Superposition et Tao

La superposition en physique quantique consiste dans le fait que deux états différents peuvent être intimement liés, corrélés. Ainsi un électron peut être ici et ailleurs en même temps .On peut résumer ceci en disant qu’une porte est à la fois ouverte et fermée. Cela dépasse tout notre raisonnement logique qui veut qu’une porte soit ouverte ou fermée. La superposition est admise maintenant sans restriction et confirmée par de nombreuses expériences.

La doctrine chinoise du Tao consiste dans le fait de convenir que le monde est le théâtre d’une lutte fratricide entre deux entités : le Yang et le Yin qui sont complémentaires et ne peuvent se passer l’une de l’autre.

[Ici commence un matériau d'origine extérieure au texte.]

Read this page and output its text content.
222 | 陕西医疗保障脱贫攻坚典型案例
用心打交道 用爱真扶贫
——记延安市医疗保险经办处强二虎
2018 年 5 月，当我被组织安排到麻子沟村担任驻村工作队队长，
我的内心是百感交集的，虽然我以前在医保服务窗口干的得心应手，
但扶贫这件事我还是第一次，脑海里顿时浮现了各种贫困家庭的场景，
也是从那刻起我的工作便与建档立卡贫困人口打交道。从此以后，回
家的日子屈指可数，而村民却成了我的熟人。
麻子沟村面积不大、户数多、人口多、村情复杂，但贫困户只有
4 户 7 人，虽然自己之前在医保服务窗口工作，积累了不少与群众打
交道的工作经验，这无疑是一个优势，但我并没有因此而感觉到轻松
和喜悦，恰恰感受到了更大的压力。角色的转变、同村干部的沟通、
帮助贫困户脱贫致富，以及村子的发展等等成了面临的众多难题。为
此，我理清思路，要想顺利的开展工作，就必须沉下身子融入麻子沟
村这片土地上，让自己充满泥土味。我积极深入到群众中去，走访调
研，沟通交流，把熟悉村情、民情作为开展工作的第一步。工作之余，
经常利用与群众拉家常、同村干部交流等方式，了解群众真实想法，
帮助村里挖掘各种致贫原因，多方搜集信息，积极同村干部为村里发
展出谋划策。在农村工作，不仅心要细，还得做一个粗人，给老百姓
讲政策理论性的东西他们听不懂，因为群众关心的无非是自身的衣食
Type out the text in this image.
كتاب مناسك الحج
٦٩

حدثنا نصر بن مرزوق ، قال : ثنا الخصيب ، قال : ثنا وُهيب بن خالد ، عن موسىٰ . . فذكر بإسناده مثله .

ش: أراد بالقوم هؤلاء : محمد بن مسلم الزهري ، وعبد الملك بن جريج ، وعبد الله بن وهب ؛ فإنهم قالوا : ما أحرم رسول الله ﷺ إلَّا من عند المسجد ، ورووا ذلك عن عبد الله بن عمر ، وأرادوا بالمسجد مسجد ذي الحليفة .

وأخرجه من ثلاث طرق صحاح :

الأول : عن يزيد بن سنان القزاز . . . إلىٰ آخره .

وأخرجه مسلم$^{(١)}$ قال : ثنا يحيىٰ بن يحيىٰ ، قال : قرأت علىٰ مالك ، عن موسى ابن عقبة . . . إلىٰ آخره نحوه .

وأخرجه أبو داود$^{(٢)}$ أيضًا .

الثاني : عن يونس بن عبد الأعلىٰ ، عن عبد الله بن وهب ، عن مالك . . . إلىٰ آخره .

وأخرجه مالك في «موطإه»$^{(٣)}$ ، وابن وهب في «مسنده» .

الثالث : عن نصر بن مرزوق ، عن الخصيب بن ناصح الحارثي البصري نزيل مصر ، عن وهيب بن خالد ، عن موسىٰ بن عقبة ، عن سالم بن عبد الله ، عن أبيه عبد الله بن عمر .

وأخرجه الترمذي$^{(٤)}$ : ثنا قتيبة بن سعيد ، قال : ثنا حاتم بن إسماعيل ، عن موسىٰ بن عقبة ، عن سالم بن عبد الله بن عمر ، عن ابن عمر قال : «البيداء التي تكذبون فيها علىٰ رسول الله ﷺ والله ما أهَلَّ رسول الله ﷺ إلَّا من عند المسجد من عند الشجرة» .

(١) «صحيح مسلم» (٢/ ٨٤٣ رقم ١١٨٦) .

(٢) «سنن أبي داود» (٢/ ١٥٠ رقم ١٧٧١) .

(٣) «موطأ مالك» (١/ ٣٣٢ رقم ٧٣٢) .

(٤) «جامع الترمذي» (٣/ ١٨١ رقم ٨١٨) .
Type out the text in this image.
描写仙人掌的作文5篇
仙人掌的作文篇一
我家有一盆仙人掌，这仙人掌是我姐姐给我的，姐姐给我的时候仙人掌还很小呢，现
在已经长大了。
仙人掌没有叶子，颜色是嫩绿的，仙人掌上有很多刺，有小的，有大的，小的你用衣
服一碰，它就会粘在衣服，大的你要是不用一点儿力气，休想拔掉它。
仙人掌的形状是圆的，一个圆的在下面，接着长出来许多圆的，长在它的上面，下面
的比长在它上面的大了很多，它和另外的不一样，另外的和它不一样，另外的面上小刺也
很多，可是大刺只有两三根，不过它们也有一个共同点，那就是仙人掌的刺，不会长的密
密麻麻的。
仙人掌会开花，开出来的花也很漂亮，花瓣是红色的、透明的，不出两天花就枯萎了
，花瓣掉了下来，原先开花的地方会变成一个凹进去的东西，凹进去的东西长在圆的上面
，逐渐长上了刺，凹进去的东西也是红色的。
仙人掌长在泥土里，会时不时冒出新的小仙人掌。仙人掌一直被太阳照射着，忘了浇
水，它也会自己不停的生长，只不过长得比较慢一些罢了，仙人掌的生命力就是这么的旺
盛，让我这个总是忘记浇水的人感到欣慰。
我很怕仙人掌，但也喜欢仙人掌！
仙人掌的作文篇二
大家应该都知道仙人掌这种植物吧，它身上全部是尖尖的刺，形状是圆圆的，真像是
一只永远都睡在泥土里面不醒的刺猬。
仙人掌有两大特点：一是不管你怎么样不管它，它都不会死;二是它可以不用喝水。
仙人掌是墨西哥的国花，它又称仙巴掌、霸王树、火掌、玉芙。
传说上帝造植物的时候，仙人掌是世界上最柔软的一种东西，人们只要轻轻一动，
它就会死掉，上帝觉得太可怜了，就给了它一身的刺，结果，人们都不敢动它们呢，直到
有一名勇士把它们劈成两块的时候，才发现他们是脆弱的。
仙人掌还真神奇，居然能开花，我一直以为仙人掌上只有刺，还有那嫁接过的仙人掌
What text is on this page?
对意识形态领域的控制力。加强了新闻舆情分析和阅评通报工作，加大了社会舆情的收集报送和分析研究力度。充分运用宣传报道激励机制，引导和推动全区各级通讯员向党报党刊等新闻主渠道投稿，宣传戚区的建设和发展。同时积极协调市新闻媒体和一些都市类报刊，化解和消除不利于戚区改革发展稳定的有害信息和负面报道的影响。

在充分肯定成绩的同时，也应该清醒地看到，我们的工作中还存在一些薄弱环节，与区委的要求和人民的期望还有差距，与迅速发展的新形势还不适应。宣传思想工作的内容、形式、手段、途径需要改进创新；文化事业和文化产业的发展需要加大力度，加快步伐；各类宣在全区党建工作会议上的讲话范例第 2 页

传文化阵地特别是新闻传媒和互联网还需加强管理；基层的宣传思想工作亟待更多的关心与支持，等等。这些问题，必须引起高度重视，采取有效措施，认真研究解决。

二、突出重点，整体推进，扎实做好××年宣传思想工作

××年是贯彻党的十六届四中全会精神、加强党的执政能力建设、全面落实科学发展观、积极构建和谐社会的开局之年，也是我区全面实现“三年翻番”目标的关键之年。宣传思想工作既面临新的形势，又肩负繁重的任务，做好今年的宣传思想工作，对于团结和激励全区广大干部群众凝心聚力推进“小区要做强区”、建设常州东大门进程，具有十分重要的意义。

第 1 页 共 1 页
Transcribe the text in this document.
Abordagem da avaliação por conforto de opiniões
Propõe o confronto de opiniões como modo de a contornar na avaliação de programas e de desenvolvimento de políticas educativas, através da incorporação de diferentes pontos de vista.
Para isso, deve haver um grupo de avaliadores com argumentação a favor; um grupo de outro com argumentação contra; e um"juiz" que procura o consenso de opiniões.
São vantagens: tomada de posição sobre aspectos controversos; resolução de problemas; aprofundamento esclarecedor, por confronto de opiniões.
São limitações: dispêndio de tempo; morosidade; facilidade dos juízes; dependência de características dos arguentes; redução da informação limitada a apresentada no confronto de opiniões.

Le Yang est comparable à la lumière et le Yin aux ténèbres. Le Tao est censé être le lien entre le Yang et le Yin.

Il y a donc de prime abord une situation classique où il y a un choix entre les deux notions de Yang et de Yin pour la nature. Ceci constitue la réalité du monde que nous connaissons.

La superposition commence à intervenir quand on constate effectivement que Yang et Yin sont quoiqu’opposés, adaptés l’un à l’autre dans une sorte de copulation. L’amour et la haine co-existent.

En examinant le symbole du Tao, on note que deux virgules noire et blanche enserrées dans un cercle qui peut être le Tao, s’enchâssent l’une dans l’autre et figurent ainsi leur accouplement. Mais il y a plus, au centre de chaque virgule il y a un « œil » blanc pour la partie noire et noire pour la partie blanche. Cela peut signifier que le Yang est inclus dans le Yin et le Yin dans le Yang. Ils s’auto-contiennent l’un l’autre en quelque en quelque sorte.

Lao Tseu a écrit : « L’être (Yang) et le non être (Yin) s’engendrent l’un l’autre ». On est en plein dans le même mystère que la superposition quantique. Il peut y avoir « à la fois » existence et non existence.

Si on avait dit et prouvé cela à Aristote, notre péripatéticien serait tombé à la renverse. Comment les anciens chinois avaient-ils eu pareille prémonition ?

On ne peut dire : il n’y a pas deux sans trois. Comme nous l’avons montré, Yang et Yin ne sont pas séparés. Ils forment un couple indissociable. Le Tao est-il le troisième élément qui réunit les deux premiers ? Est-il la synthèse de la thèse et de l’antithèse comme dirait Hegel ?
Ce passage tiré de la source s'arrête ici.